The Financial Conduct Authority (FCA) – run by interim chief executive Chris Woolard – has reeled off a list of its biggest concerns, from insurers penalising loyal policyholders by ratcheting up their premiums each year to the 7.4m adults it says are drowning in debt.
Key priorities are tackling ‘unsuitable high-risk investments and the ‘devastating’ impact of financial scams.
Warning: The FCA – run by interim chief executive Chris Woolard (pictured) -says it’s biggest priorities are Key priorities are tackling ‘unsuitable high-risk investments and ‘financial scams’
The watchdog’s warning comes a day after the Government-backed National Savings & Investments slashed interest rates and Premium Bond prizes.
As the new tax year approaches, officials at the FCA are worried that desperate savers will be duped into investing their £20,000 Isa allowance into scams such as mini-bonds or highly risky investments in the hope of better returns.

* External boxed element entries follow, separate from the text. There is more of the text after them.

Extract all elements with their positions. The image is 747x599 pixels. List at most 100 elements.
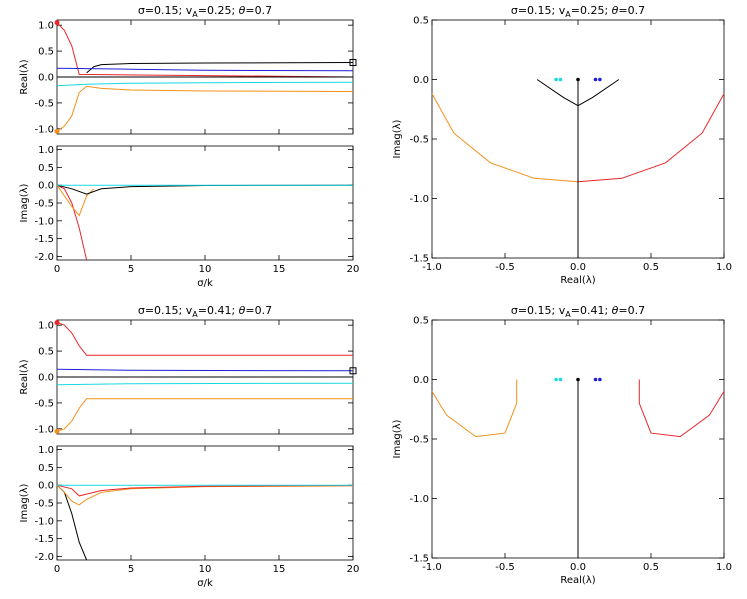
y-tick-label: 1.0	[38, 145, 54, 156]
y-tick-label: -0.5	[34, 499, 54, 510]
root-marker	[598, 377, 602, 382]
root-marker	[558, 377, 563, 382]
root-marker	[554, 77, 558, 82]
series-line-blue	[56, 368, 354, 372]
root-marker	[558, 77, 563, 82]
series-line-red	[56, 484, 354, 497]
x-tick-label: 0.0	[570, 262, 586, 273]
y-tick-label: -1.0	[34, 424, 54, 435]
x-tick-label: 0	[54, 564, 60, 575]
y-tick-label: -0.5	[409, 135, 429, 146]
y-tick-label: -0.5	[409, 435, 429, 446]
x-tick-label: 0.0	[570, 562, 586, 573]
series-line-orange	[431, 379, 518, 438]
y-tick-label: -1.0	[34, 124, 54, 135]
series-line-cyan	[56, 81, 354, 87]
series-line-blue	[56, 67, 354, 72]
y-axis-label: Imag(λ)	[19, 483, 30, 522]
series-line-black	[56, 184, 354, 195]
x-axis-label: σ/k	[197, 578, 213, 589]
x-tick-label: 0.5	[643, 562, 659, 573]
x-tick-label: 5	[128, 264, 134, 275]
y-tick-label: -1.0	[34, 516, 54, 527]
y-tick-label: 0.5	[413, 316, 429, 327]
y-tick-label: 0.5	[413, 16, 429, 27]
x-tick-label: 20	[347, 564, 360, 575]
y-tick-label: -1.5	[34, 534, 54, 545]
x-tick-label: 5	[128, 564, 134, 575]
y-axis-label: Imag(λ)	[392, 119, 403, 158]
series-line-red	[577, 93, 725, 183]
x-tick-label: 0.5	[643, 262, 659, 273]
series-line-red	[56, 22, 354, 78]
y-tick-label: 0.0	[38, 373, 54, 384]
y-axis-label: Real(λ)	[19, 59, 30, 94]
x-axis-label: Real(λ)	[560, 575, 595, 586]
y-tick-label: -1.0	[34, 216, 54, 227]
root-marker	[576, 77, 580, 82]
y-tick-label: 0.0	[38, 481, 54, 492]
y-tick-label: -2.0	[34, 552, 54, 563]
y-tick-label: -0.5	[34, 398, 54, 409]
y-axis-label: Imag(λ)	[19, 183, 30, 222]
y-tick-label: -1.0	[409, 194, 429, 205]
series-line-orange	[56, 484, 354, 506]
root-marker	[576, 377, 580, 382]
x-tick-label: 1.0	[716, 262, 732, 273]
chart-title: σ=0.15; vA=0.41; θ=0.7	[138, 304, 272, 319]
y-tick-label: -1.5	[409, 254, 429, 265]
series-line-red	[56, 184, 88, 261]
series-line-orange	[431, 93, 579, 183]
chart-title: σ=0.15; vA=0.25; θ=0.7	[138, 4, 272, 19]
x-tick-label: -1.0	[422, 562, 442, 573]
y-tick-label: -1.5	[34, 234, 54, 245]
y-tick-label: 0.0	[413, 75, 429, 86]
y-tick-label: -1.5	[409, 554, 429, 565]
series-line-black	[86, 62, 354, 74]
x-axis-label: σ/k	[197, 278, 213, 289]
x-tick-label: 0	[54, 264, 60, 275]
y-tick-label: -0.5	[34, 98, 54, 109]
x-tick-label: 15	[273, 264, 286, 275]
y-tick-label: 0.0	[413, 375, 429, 386]
chart-title: σ=0.15; vA=0.25; θ=0.7	[511, 4, 645, 19]
series-line-red	[56, 322, 353, 356]
x-tick-label: -0.5	[495, 262, 515, 273]
y-tick-label: 0.0	[38, 181, 54, 192]
plot-frame	[56, 445, 354, 561]
start-marker	[54, 320, 60, 326]
root-marker	[593, 377, 598, 382]
series-line-orange	[56, 85, 354, 132]
x-tick-label: 10	[199, 264, 212, 275]
y-tick-label: -0.5	[34, 199, 54, 210]
y-tick-label: 0.0	[38, 73, 54, 84]
series-line-red	[638, 379, 725, 438]
y-tick-label: -1.0	[409, 494, 429, 505]
y-tick-label: 1.0	[38, 321, 54, 332]
end-marker	[349, 367, 357, 375]
x-tick-label: 1.0	[716, 562, 732, 573]
y-tick-label: 1.0	[38, 21, 54, 32]
y-axis-label: Imag(λ)	[392, 419, 403, 458]
series-line-orange	[56, 184, 95, 217]
start-marker	[54, 428, 60, 434]
start-marker	[54, 128, 60, 134]
y-tick-label: 0.5	[38, 463, 54, 474]
y-tick-label: -2.0	[34, 252, 54, 263]
x-tick-label: 20	[347, 264, 360, 275]
series-line-cyan	[56, 382, 354, 386]
root-marker	[598, 77, 602, 82]
root-marker	[554, 377, 558, 382]
root-marker	[593, 77, 598, 82]
end-marker	[349, 58, 357, 66]
x-tick-label: 10	[199, 564, 212, 575]
y-axis-label: Real(λ)	[19, 359, 30, 394]
x-tick-label: 15	[273, 564, 286, 575]
y-tick-label: 1.0	[38, 445, 54, 456]
y-tick-label: 0.5	[38, 347, 54, 358]
series-line-orange	[56, 398, 353, 432]
plot-frame	[56, 145, 354, 261]
x-tick-label: -0.5	[495, 562, 515, 573]
start-marker	[54, 20, 60, 26]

It has already imposed a mass-marketing ban on the sale of mini-bonds after the collapse of London Capital & Finance last year in a major City scandal.
Since then, rates on cash ISAs are at their lowest level in almost three years, with some paying as little as 0.1 per cent.
A report by Moneyfacts this week revealed the average return on long-term deals, where savers tie up their money for 18 months or more in the hope of better returns, has fallen to just 1.34 per cent.
This is the worst rate since May 2017 and barely above inflation, which is running at just 1.3 per cent.
The FCA said despite it cracking down on payday lenders, it remains concerned about the 7.4m people struggling to pay debts.
In an 86-page report it also said insurers are still penalising ‘loyal customers’ by ratcheting up premiums, meaning 6m home and motor insurance policyholders paid £1.2billion more than they should have in 2018.
Gareth Shaw, head of money at Which?, said: ‘It is clear more needs to be done by the regulator and banks to help those trapped in persistent debt. It must also tackle sharp pricing tactics in the insurance industry.’